Julien Amegandjin est né le 2 mai 1940 à Togoville, au Togo.
Ses formations, secondaire au Togo et supérieure en France, sont essentiellement scientifiques et plus particulièrement mathématique et statistique (Ingénieur statisticien économiste du CESD-Paris et docteur de 3e cycle de l'Université de Paris). Il est marié et père de quatre enfants.
Il est d'abord enseignant et responsable d'enseignement, en France puis en Afrique ponctuant en 1986 cette première phase de sa carrière par une année sabbatique consacrée à la préparation d'un ouvrage sur la démographie mathématique[1].
Il se consacre ensuite, principalement en Afrique de l'Ouest, au développement des statistiques agricole, mais pas exclusivement.
Depuis 2000, Amegandjin mène des missions de consultation et apporte son concours aux pays dans différents domaines.

Études[modifier | modifier le code]

Julien Amegandjin fait des études secondaires au Lycée Bonnecarrère à Lomé, Togo, d'octobre 1953 à juin 1960. Elles sont sanctionnées par un baccalauréat de la série mathématiques élémentaires délivré par l'administration française, quelques semaines après que le Togo eut acquis son indépendance (le 27 avril 1960).

Il se rend ensuite en France pour poursuivre ses études, à l'Université et au CESD-Paris.
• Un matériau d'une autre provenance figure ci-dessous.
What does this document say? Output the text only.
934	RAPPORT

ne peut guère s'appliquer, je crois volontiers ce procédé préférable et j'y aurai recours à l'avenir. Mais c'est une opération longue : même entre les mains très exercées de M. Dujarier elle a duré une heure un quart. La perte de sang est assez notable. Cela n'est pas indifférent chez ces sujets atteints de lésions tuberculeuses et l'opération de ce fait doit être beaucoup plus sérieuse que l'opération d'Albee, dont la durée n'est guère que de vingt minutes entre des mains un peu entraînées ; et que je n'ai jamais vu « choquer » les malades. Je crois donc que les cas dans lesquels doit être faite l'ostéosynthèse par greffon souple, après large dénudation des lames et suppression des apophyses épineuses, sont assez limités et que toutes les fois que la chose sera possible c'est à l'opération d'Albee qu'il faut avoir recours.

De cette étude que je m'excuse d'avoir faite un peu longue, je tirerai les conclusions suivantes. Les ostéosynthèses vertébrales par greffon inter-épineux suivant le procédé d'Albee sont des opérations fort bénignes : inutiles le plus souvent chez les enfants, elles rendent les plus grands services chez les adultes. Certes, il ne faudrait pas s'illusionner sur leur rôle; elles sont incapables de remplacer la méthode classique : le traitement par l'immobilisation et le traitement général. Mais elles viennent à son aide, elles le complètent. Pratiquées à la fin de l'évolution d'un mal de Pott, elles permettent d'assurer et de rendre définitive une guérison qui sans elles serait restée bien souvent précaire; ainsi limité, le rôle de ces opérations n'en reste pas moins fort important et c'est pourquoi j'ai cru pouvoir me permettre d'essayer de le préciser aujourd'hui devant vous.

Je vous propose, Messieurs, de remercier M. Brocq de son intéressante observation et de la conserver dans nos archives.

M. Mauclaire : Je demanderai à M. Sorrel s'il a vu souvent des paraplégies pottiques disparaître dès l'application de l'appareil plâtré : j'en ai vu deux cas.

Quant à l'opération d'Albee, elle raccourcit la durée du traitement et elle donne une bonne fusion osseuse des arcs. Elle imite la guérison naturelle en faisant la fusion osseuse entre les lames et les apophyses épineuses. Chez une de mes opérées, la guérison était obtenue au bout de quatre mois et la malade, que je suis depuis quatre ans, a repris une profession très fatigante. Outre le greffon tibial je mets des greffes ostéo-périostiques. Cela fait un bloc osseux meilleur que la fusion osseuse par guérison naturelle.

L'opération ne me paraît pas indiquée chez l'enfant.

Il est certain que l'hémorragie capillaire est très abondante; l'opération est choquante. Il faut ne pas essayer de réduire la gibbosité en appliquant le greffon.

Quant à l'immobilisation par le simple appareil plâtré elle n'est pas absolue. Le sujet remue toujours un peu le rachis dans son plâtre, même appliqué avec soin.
Il se voit décerner les diplômes suivants :

  • Maîtrise de Mathématiques de la faculté des Sciences de Dijon, en juin 1965.
  • Diplôme d’ingénieur statisticien-économiste, du CESD-Paris, délivré en association avec l'École nationale de la statistique et de l’administration économique (ENSAE), en juin 1968.
  • Diplôme d'études approfondies (DEA), de la faculté des Sciences de Paris, en juin 1967.
  • Doctorat de 3e cycle, de la faculté des Sciences de Paris, juin 1970[2].
  • Diplôme d’études supérieures (DES) en économie, de Université Paris I – Panthéon, en février 1972[3].

Parcours professionnel[modifier | modifier le code]

Julien Amegandjin consacre la première partie de ce parcours professionnel à l'enseignement supérieur, d'abord en France puis en Afrique.

  • En France de 1968 à 1972 il est chargé d'enseignement tout à la fois, au CESD-Paris, à l'ENSAE et à l'Université Paris IX–Dauphine ; à partir de 1970, il assume en plus les fonctions de directeur-adjoint du CESD-Paris.
  • au Cameroun, de 1973 à 1985, il est professeur à l'IFORD situé à Yaoundé ; en 1975, Julien Amegandjin devient directeur de cette institution dont les deux missions essentielles sont la formation de spécialistes de très haut niveau en sciences de la population et la réalisation de travaux de recherche sur les questions de population.
  • en 1986, prenant un congé sabbatique il consacre la presque totalité de l'année à la rédaction d'un ouvrage sur la démographie mathématique (voir les notes ci-dessous).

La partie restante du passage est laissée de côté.